Comissão da ONU acusa Israel de genocídio em Gaza e pede fim do envio de armas ao país

Relatório citou como evidências a restrição de ajuda humanitária que levou à fome, a destruição do sistema de saúde e ataques contra crianças

Uma comissão independente do Conselho de Direitos Humanos da ONU acusou nesta terça-feira (16/9) o governo de Israel de cometer genocídio na Faixa de Gaza. O relatório responsabiliza o primeiro-ministro Benjamin Netanyahu, o presidente Isaac Herzog e o ex-ministro da Defesa Yoav Gallant, alegando que eles “incitaram ao genocídio” e que o Estado israelense não tomou medidas para puni-los.

Acusações e critérios

O documento, elaborado por três especialistas liderados pela ex-secretária de direitos humanos da ONU Navi Pillay, afirma que quatro dos cinco critérios da Convenção da ONU para a Prevenção e Punição do Crime de Genocídio foram atendidos. Entre os elementos apontados estão mortes em massa, danos físicos e psicológicos graves, imposição de condições de vida que levariam à destruição do grupo e medidas destinadas a impedir nascimentos.
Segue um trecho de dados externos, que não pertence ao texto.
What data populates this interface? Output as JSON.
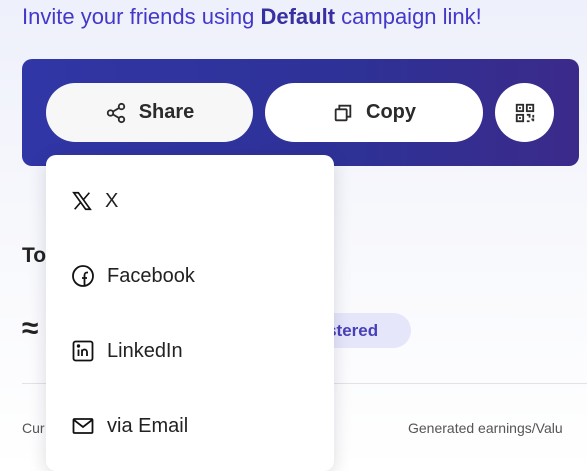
{
  "headline": {
    "prefix": "Invite your friends using ",
    "campaign": "Default",
    "suffix": " campaign link!"
  },
  "share_panel": {
    "share_label": "Share",
    "copy_label": "Copy",
    "qr_icon": "qr-code-icon"
  },
  "background": {
    "section_title_partial": "To",
    "approx_symbol": "≈",
    "badge_partial": "gistered",
    "col_left_partial": "Cur",
    "col_right_partial": "Generated earnings/Valu"
  },
  "share_menu": {
    "items": [
      {
        "label": "X",
        "icon": "x-logo-icon"
      },
      {
        "label": "Facebook",
        "icon": "facebook-icon"
      },
      {
        "label": "LinkedIn",
        "icon": "linkedin-icon"
      },
      {
        "label": "via Email",
        "icon": "email-icon"
      }
    ]
  },
  "colors": {
    "panel": "#2e3196",
    "accent_text": "#4338ca",
    "badge_bg": "#e6e6fb"
  }
}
A comissão citou ainda o bloqueio total a Gaza, a restrição de ajuda humanitária que levou à fome, a destruição do sistema de saúde e ataques contra crianças como evidências. Pillay declarou que “a comunidade internacional não pode permanecer em silêncio diante da campanha genocida lançada por Israel contra o povo palestino em Gaza” e advertiu que a omissão equivale a cumplicidade.

Reação de Israel

O governo israelense rejeitou as conclusões, chamando o relatório de “distorcido e falso”. O Ministério das Relações Exteriores afirmou que os três integrantes da comissão seriam “representantes do Hamas” e “abertamente antissemitas”. Israel, assim como os Estados Unidos durante o governo Donald Trump, não reconhece a autoridade do Conselho de Direitos Humanos da ONU e acusa o órgão de parcialidade.

Impacto internacional

As conclusões não têm caráter vinculante, mas podem ser utilizadas pelo Tribunal Penal Internacional ou pela Corte Internacional de Justiça, que já analisa um processo movido pela África do Sul contra Israel. O alto comissário da ONU para os Direitos Humanos, Volker Türk, condenou a conduta israelense, mas destacou que apenas tribunais internacionais podem decidir formalmente sobre genocídio.

Ofensiva em curso

O relatório foi publicado no mesmo dia em que Israel iniciou uma ofensiva terrestre em Gaza, intensificando bombardeios. A retaliação israelense começou após os ataques do Hamas em 7 de outubro de 2023, que deixaram mais de 1.200 mortos em Israel e resultaram em 251 reféns. Segundo o Ministério da Saúde de Gaza, mais de 63 mil palestinos morreram desde então, incluindo pelo menos 20 mil crianças.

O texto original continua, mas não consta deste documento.